Equally haunting is "Buddha Blues," the tale of a hardened murderer ("I was born an angry man/This is all I know/I gave up on the human kind/A long, long time ago") who late in life finds comfort in religion ("For a long time I was dying/Blind but now I see/Locked up here for all my days/I am finally free"). The bluesy "It's A Sin" evokes Atticus Finch ("Daddy says it's a sin to kill mockingbirds/I think one just fell at my feet"), while in "Anything Helps," a homeless man projects optimism ("Don't feel sorry for my lot/I give thanks for what I've got").
With the title track the Mobile, Ala. native professes his fondness for the south despite some negative attributes ("I like it down here with the hobos and the drunks/The hard bitten rabble with their leaving trunks/Blood in my mud and sawdust in my beer").

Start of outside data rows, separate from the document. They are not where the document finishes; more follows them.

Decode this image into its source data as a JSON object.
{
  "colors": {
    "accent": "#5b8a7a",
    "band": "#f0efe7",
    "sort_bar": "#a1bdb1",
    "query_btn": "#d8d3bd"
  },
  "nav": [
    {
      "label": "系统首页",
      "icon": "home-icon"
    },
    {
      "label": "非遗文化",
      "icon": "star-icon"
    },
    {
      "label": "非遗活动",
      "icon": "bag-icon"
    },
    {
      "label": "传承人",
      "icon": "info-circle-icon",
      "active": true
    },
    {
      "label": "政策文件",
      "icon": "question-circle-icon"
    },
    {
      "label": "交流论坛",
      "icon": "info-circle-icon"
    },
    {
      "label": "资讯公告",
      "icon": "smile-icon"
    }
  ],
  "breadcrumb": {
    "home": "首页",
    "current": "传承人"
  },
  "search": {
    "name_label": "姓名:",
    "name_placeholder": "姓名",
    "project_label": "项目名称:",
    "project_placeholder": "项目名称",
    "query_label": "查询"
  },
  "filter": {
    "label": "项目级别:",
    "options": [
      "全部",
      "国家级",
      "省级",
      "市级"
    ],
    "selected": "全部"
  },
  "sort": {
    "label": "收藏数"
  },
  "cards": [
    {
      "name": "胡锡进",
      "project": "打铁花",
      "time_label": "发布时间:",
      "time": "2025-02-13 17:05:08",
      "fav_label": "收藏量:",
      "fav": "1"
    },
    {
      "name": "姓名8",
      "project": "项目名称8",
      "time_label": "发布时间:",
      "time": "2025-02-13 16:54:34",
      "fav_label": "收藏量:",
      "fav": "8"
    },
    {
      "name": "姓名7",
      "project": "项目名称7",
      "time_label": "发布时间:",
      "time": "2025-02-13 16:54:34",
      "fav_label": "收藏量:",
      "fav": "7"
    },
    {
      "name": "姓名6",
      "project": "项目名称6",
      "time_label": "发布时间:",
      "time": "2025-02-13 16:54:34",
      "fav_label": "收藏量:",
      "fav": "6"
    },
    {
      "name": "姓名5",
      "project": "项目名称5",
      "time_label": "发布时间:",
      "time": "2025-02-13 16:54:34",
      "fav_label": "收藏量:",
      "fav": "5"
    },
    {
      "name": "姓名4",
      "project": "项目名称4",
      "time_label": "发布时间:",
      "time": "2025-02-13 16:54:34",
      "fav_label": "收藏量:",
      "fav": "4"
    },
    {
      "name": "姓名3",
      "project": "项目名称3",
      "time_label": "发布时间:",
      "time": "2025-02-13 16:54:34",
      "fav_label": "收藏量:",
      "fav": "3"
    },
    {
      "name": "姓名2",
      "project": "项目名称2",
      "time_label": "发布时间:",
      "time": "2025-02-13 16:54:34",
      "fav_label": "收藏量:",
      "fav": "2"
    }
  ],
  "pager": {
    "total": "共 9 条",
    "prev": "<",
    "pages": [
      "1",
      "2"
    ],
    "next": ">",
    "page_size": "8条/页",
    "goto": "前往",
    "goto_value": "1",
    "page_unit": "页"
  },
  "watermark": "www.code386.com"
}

The uptempo country rocker "I'm Not Running Away" extols the virtue of a rambling lifestyle ("I always did like running/I never did know why/Maybe it's the closest thing a man can get to flying").
Kimbrough produced and wrote or co-wrote all the tracks while also providing much of the instrumentation (guitar, bass, harmonica, keyboards) with notable contributions from Anthony Crawford (steel guitar) and Jim Hoke (saxophone). After two decades in music, this effort should give the celebrated sideman some of the attention he deserves as a singer/songwriter.